Frankie choked back a giggle. Her mother had seen the notorious Theda Bara in
Cleopatra
years ago, before Frankie was born. Mama had never forgotten it; in fact, that old silent film was responsible for her conviction that going to Hollywood was a girl’s first step on the road to hell.

“Yes sir, Pauline is the Studio Club’s own Will Rogers: she never met a man she didn’t like. By the way, everybody calls me Roxie, but my professional name is Roxanne Carr. Roxanne Carr, the Movie Star. Has a nice ring to it, don’t you think?”

Roxie paused before a closed door and tapped on the frame. “Knock, knock, anybody home?”

Receiving no reply, she turned the knob and, finding the door unlocked, pushed it open and snapped on the overhead light. Frankie found herself standing at the threshold of a small but well-proportioned room sparsely yet tastefully decorated in blue and white gingham and floral prints. The only fault to be found was the white framed twin beds, one of whose mattresses possessed a lump of remarkable size. Even as she focused on this flaw, the lump stirred and a flush-cheeked girl sat up, clutching the covers to her pajama-clad chest.

“Sorry, Kathleen, I didn’t know you were still in bed,” said Roxie, apparently unfazed by the discovery. “Hot date last night?”

“No, just not feeling well.” Kathleen raked her fingers through a fringe of blond curls worn like Norma Shearer’s in
Juliet
.

“Still? That’s, what, three days in a row. Maybe you’d better see a doctor.”

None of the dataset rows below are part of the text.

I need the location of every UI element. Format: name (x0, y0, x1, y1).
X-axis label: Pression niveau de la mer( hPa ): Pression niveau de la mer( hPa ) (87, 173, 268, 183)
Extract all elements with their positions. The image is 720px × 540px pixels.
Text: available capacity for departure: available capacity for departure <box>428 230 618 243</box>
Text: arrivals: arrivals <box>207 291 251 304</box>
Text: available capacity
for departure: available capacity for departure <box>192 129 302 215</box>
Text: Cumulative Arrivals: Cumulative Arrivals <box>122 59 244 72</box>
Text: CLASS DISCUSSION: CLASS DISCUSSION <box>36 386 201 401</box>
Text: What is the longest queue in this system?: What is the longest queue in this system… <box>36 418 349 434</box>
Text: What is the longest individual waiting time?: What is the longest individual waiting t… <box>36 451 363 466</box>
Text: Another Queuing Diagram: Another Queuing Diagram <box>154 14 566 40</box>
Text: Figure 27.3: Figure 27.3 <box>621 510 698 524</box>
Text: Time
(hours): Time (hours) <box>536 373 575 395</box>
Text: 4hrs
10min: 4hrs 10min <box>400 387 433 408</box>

Kathleen shrugged. “Maybe.”

“I’ve brought you a new roommate,” Roxie said, dumping Frankie’s suitcase on the floor beside a mirrored dresser. “Kathleen Stuart, meet—?”

“Frances,” Frankie put in hastily. “Frances Foster, but my friends call me Frankie. Gosh, I’m sorry to disturb you like this.”

“No trouble,” Kathleen assured her, throwing back the covers. “I should have been up hours ago. I have a casting call first thing tomorrow.”

“That’s right, you’re reading for a part in
The Virgin Queen
, aren’t you?”

Kathleen nodded. “Gwyneth, lady in waiting to Queen Elizabeth. It’s a costume picture,” she added unnecessarily, for Frankie’s benefit. “Not a very big role, but the kind that could get me noticed if I do a good job with it.”

Roxie kicked off her shoes and perched on the foot of the bed, patting the mattress as an invitation for Frankie to join her. “I hope you get the part,” she told Kathleen with a malicious gleam in her eye. “That would be one in the eye for Pauline!”

“Pauline is awfully good,” Kathleen said in the other girl’s defense. “Remember, she had a part in the last Clark Gable film.”

“As if she’d ever let us forget it! Two seconds on screen as a hat check girl!” Roxie made a derisive sound Mama would have called a snort. “I hope her scene ends up on the cutting room floor. It would serve her right!”

“She’d only get others,” Kathleen said, not without sympathy.

Roxie sighed. “You’re right, of course.”